Heldon / Electronique Guerilla - this album has been accurately described as French hybrid of Tangerine Dream and Fripp & Eno. The new 50th anniversary edition is on very nice blue vinyl.

David Bowie / The Man Who Sold the World - I never had an original UK pressing of this. Now I do. Makes every other version sound like something's wrong. The bass on 'Width of a Circle' made my woofers run down the hall and hide under the bed.

Taste / Live Taste - Failure to like Rory Gallagher would be a character defect in my view. The UK pressing is the best-sounding version, which still doesn't mean it's good. Mind you, this thing rocks, rocks again then rocks a bit more before, finally, rocking.

Glotz's picture

That Taste album will be getting snatched up! Kudos on finding Bowie's 'Man'... I am very jelly.

And I will search out Heldon for sure. Nice finds, Rich.

And that Cyrus phono looks quite the part.

Mike Mettler's picture
Love those recs, Rich! Have the Bowie, have always loved Taste (but don't yet have that one on vinyl), and need to reacquaint myself with the Heldon...

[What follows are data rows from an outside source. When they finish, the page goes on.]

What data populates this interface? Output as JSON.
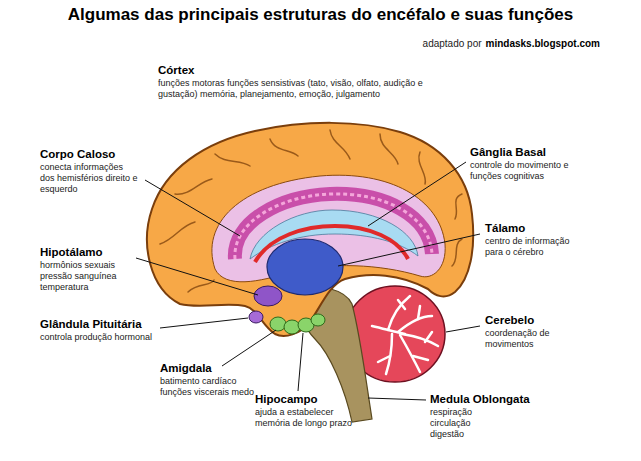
{
  "diagram": {
    "title": "Algumas das principais estruturas do encéfalo e suas funções",
    "labels": [
      "adaptado por",
      "mindasks.blogspot.com",
      "Córtex",
      "funções motoras funções sensistivas (tato, visão, olfato, audição e gustação) memória, planejamento, emoção, julgamento",
      "Gânglia Basal",
      "controle do movimento e funções cognitivas",
      "Corpo Caloso",
      "conecta informações dos hemisférios direito e esquerdo",
      "Tálamo",
      "centro de informação para o cérebro",
      "Hipotálamo",
      "hormônios sexuais pressão sanguínea temperatura",
      "Cerebelo",
      "coordenação de movimentos",
      "Glândula Pituitária",
      "controla produção hormonal",
      "Amigdala",
      "batimento cardíaco funções viscerais medo",
      "Hipocampo",
      "ajuda a estabelecer memória de longo prazo",
      "Medula Oblongata",
      "respiração circulação digestão"
    ]
  }
}
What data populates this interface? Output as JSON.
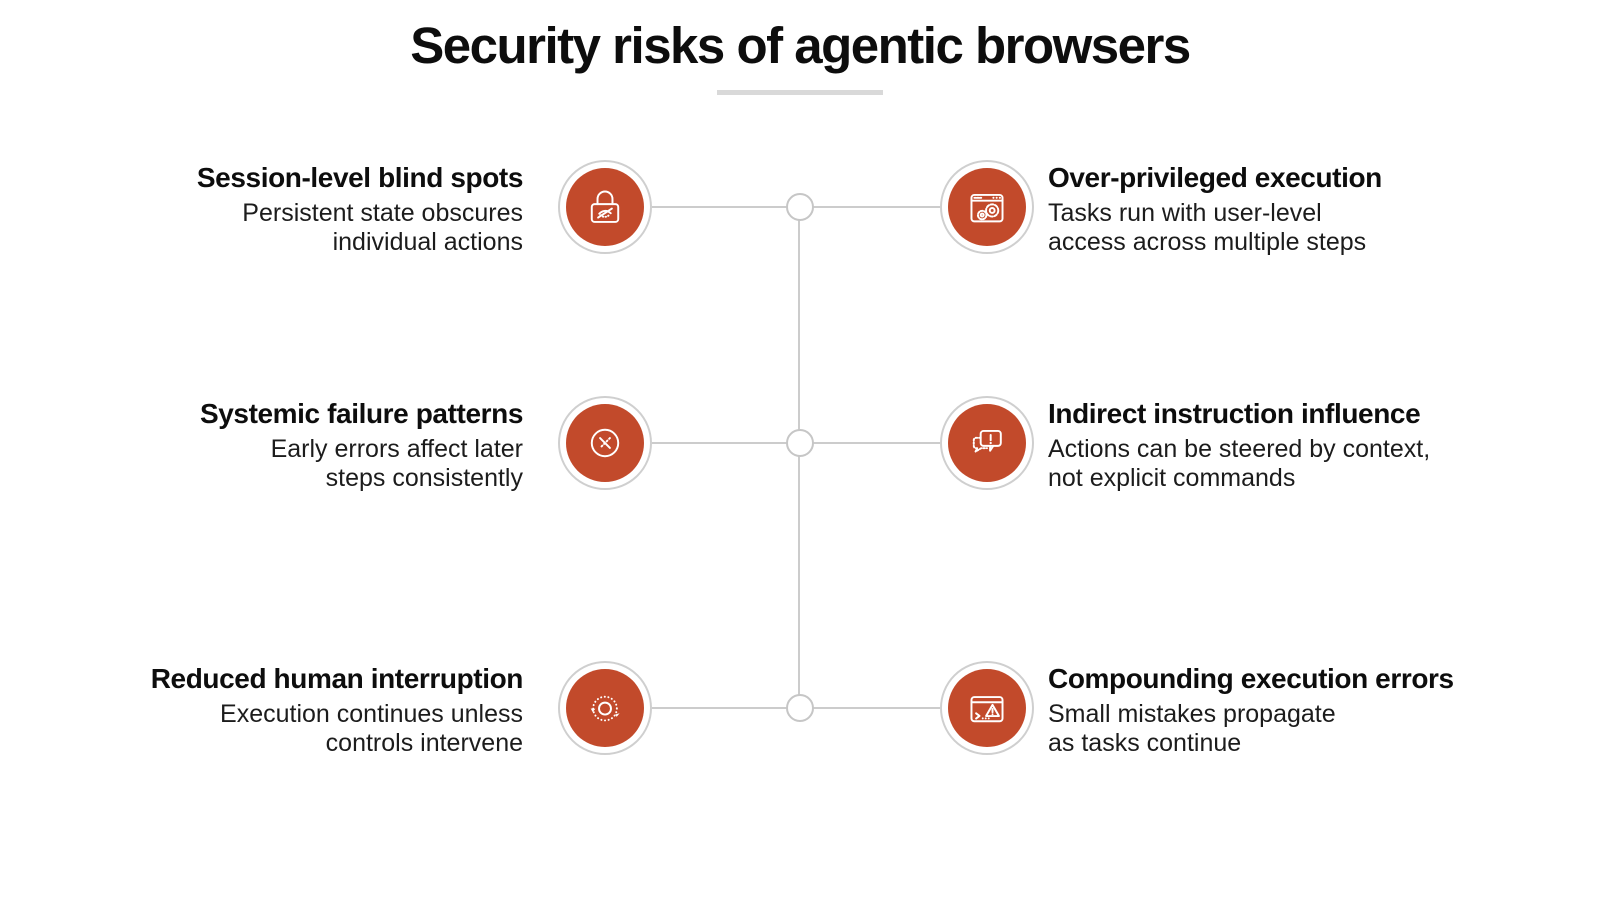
{
  "header": {
    "title": "Security risks of agentic browsers"
  },
  "theme": {
    "accent": "#C24A2B",
    "ring": "#CFCFCF",
    "line": "#CCCCCC",
    "text": "#141414"
  },
  "items": [
    {
      "key": "session-level-blind-spots",
      "icon": "lock-hidden-eye-icon",
      "title": "Session-level blind spots",
      "desc": "Persistent state obscures\nindividual actions"
    },
    {
      "key": "over-privileged-execution",
      "icon": "browser-gears-icon",
      "title": "Over-privileged execution",
      "desc": "Tasks run with user-level\naccess across multiple steps"
    },
    {
      "key": "systemic-failure-patterns",
      "icon": "circle-x-icon",
      "title": "Systemic failure patterns",
      "desc": "Early errors affect later\nsteps consistently"
    },
    {
      "key": "indirect-instruction-influence",
      "icon": "chat-warning-icon",
      "title": "Indirect instruction influence",
      "desc": "Actions can be steered by context,\nnot explicit commands"
    },
    {
      "key": "reduced-human-interruption",
      "icon": "loop-arrows-icon",
      "title": "Reduced human interruption",
      "desc": "Execution continues unless\ncontrols intervene"
    },
    {
      "key": "compounding-execution-errors",
      "icon": "terminal-warning-icon",
      "title": "Compounding execution errors",
      "desc": "Small mistakes propagate\nas tasks continue"
    }
  ]
}
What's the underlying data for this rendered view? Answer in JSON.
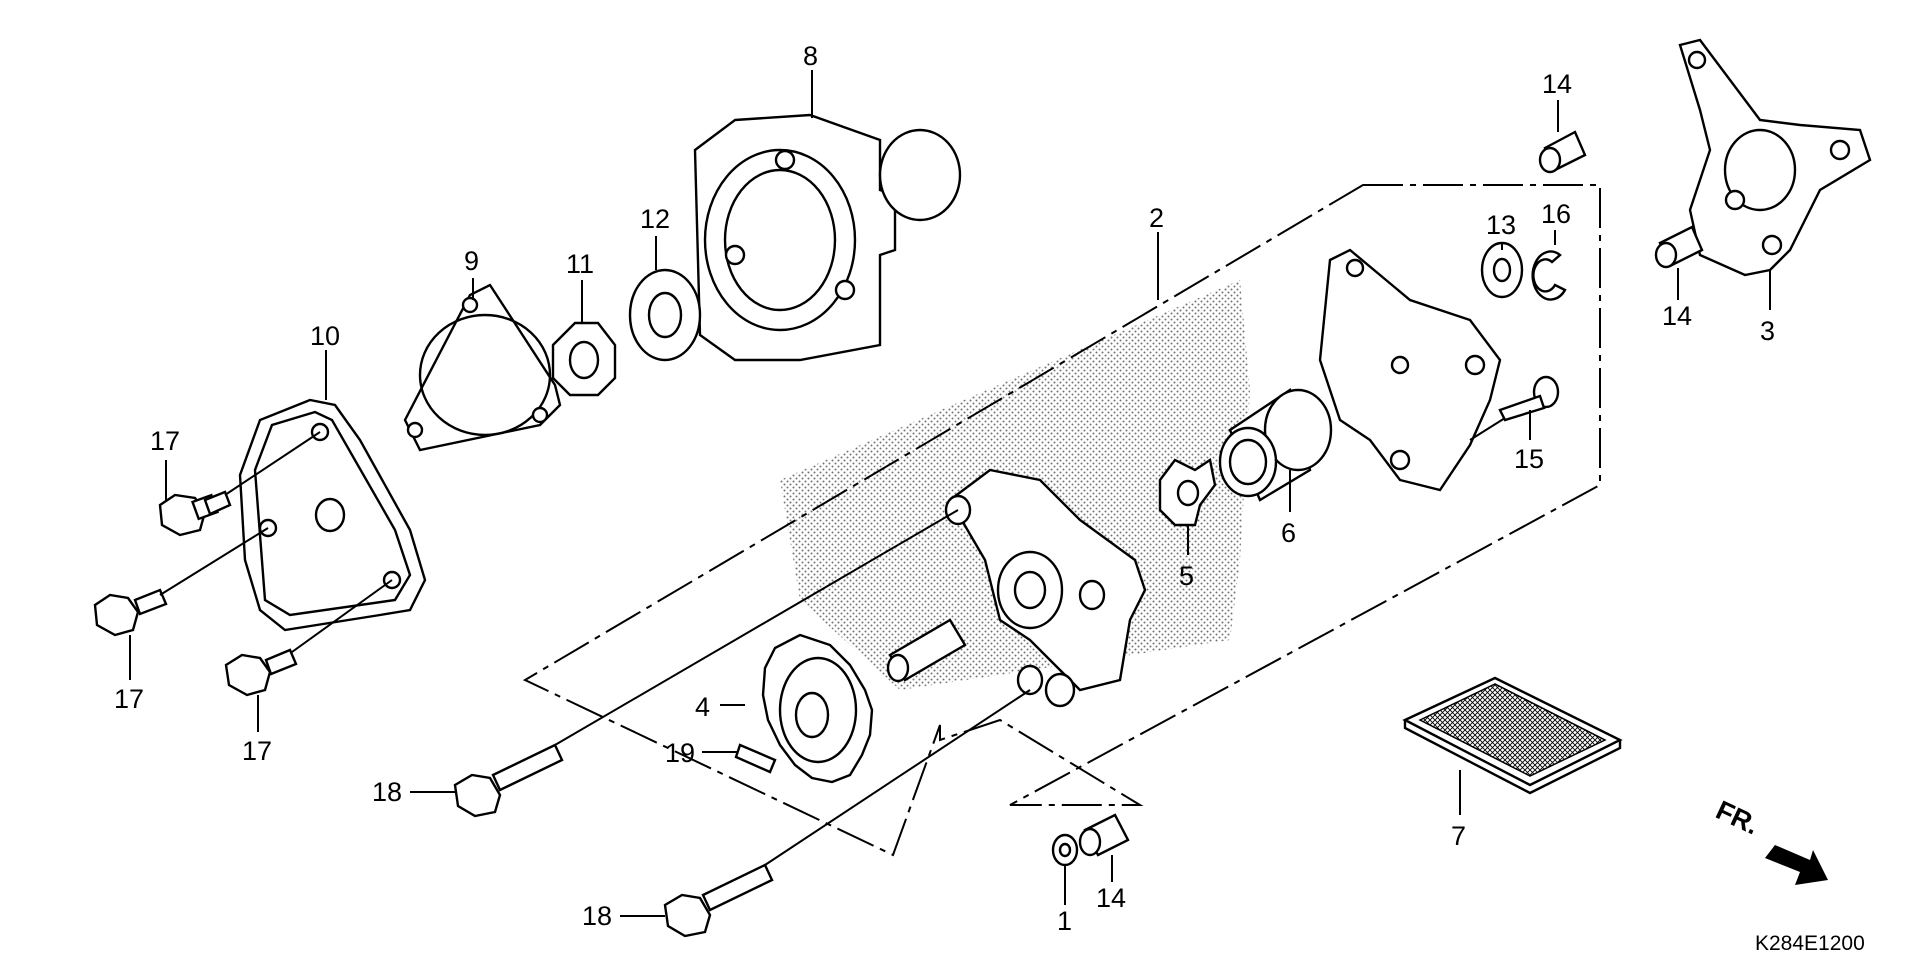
{
  "diagram_code": "K284E1200",
  "direction_label": "FR.",
  "colors": {
    "ink": "#000000",
    "paper": "#ffffff"
  },
  "callouts": [
    {
      "id": "p1",
      "text": "1"
    },
    {
      "id": "p2",
      "text": "2"
    },
    {
      "id": "p3",
      "text": "3"
    },
    {
      "id": "p4",
      "text": "4"
    },
    {
      "id": "p5",
      "text": "5"
    },
    {
      "id": "p6",
      "text": "6"
    },
    {
      "id": "p7",
      "text": "7"
    },
    {
      "id": "p8",
      "text": "8"
    },
    {
      "id": "p9",
      "text": "9"
    },
    {
      "id": "p10",
      "text": "10"
    },
    {
      "id": "p11",
      "text": "11"
    },
    {
      "id": "p12",
      "text": "12"
    },
    {
      "id": "p13",
      "text": "13"
    },
    {
      "id": "p14a",
      "text": "14"
    },
    {
      "id": "p14b",
      "text": "14"
    },
    {
      "id": "p14c",
      "text": "14"
    },
    {
      "id": "p15",
      "text": "15"
    },
    {
      "id": "p16",
      "text": "16"
    },
    {
      "id": "p17a",
      "text": "17"
    },
    {
      "id": "p17b",
      "text": "17"
    },
    {
      "id": "p17c",
      "text": "17"
    },
    {
      "id": "p18a",
      "text": "18"
    },
    {
      "id": "p18b",
      "text": "18"
    },
    {
      "id": "p19",
      "text": "19"
    }
  ]
}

You know, maybe we should serve up, say, a monthly Review Explosion installment from the AP readership file... you guys send me recs with a graf or two about them as Rich has done above, I curate/lightly edit, and then post accordingly... thoughts?

rich d's picture

Thank you both for your kind words and I think Mike's idea is a good one. Incidentally, I picked up the Bowie record stupidly cheap at Running Circle records, a new(ish) place in Nottingham. The same place had the special 2x10" version of Holger Czukay's 'Der Osten ist Rot' for nextanuttin.It's quite good. Also went to the Bristol HiFi show that weekend and a vendor was selling records which command silly premiums on discogs/ebay for five quid each. I'm back home now and the record prices are a bit less kind but what can you do...

volvic's picture

I got one and I do love it. Especially the idea of being able to adjust settings with a remote rather than dip switches underneath, why don’t others offer this flexibility? The ability to adjust from your chair and evaluate which setting is best is a great bonus. The other bonus is the four inputs, I’ve got three tables plugged in and love the flexibility it offers. Sound wise I find it very neutral, I say that because I had a Linn Linto to compare and found that to be sweeter and nicer to listen to, I preferred the Linto to the neutral Cyrus, but the Linn doesn’t have the flexibility the Cyrus offers. Both offered great inner detail. I am hard pressed to see what improvements they’ve offered from the one I own, I don’t think there’s been any radical overhaul. I really love it and rate it very highly.

volvic's picture

The extra power supply beefs up the sound and instruments, so to me it was an essential purchase. Wouldn’t buy the preamp without the PSX-R2

Viggen's picture

I would echo Volvic's appraisal (below) of the Cyrus phono. I have owned the original 'Signature' version with the PSXR2 supplementary power supply since 2017.
I value its neutrality highly, although others may prefer a phonostage that 'adds something' of its own character. However, I prefer to have a neutral platform and can then rely upon the characteristics of the phono cartridge(s) to add charm or sweetness, or not. Mine is paired with an SME20/2 and Musical Fidelity M1 turntables. Operationally, the Cyrus is a delight to use.
When Michael Fremer reviewed the 'Signature' version, he commented upon its neutrality but perhaps this was 'damning with faint praise', since he considered it to be of 'Class B' standard. In his defence, when I wrote to Michael, genuinely to ask him what characteristics the Cyrus was lacking that I might find in a 'Class A' phonostage, he responded that 'not everything can be Class A', which left me little the wiser, but perhaps offered me some insight into the dilemmas of a seasoned hifi equipment reviewer.
My experience with highly 'neutral' components (and which is an observation regularly made about the SME turntable) is that they can initially seem somewhat 'underwhelming' until one later comes to realise that it is the very absence of colourations and 'false' dynamics that gives this impression: psychologically, it is notable that we all initially tend to prefer (and judge as accurate) a sound balance to which we are already accustomed over an unenhanced/neutral presentation.
Equally, we each have our own 'tastes': it would not do if we all liked the same thing?
Hence, I regret that my children consider my Graham LS5/5s to be distinctly 'dull', and much prefer the 'boom & tizz' of their own accustomed loudspeakers. Consequently, I do sometimes berate myself that I have failed fundamentally in one of my primary tasks as a parent, that is, the task of educating my offspring to appreciate the accurate reproduction of music. Perhaps I am not alone in that sentiment?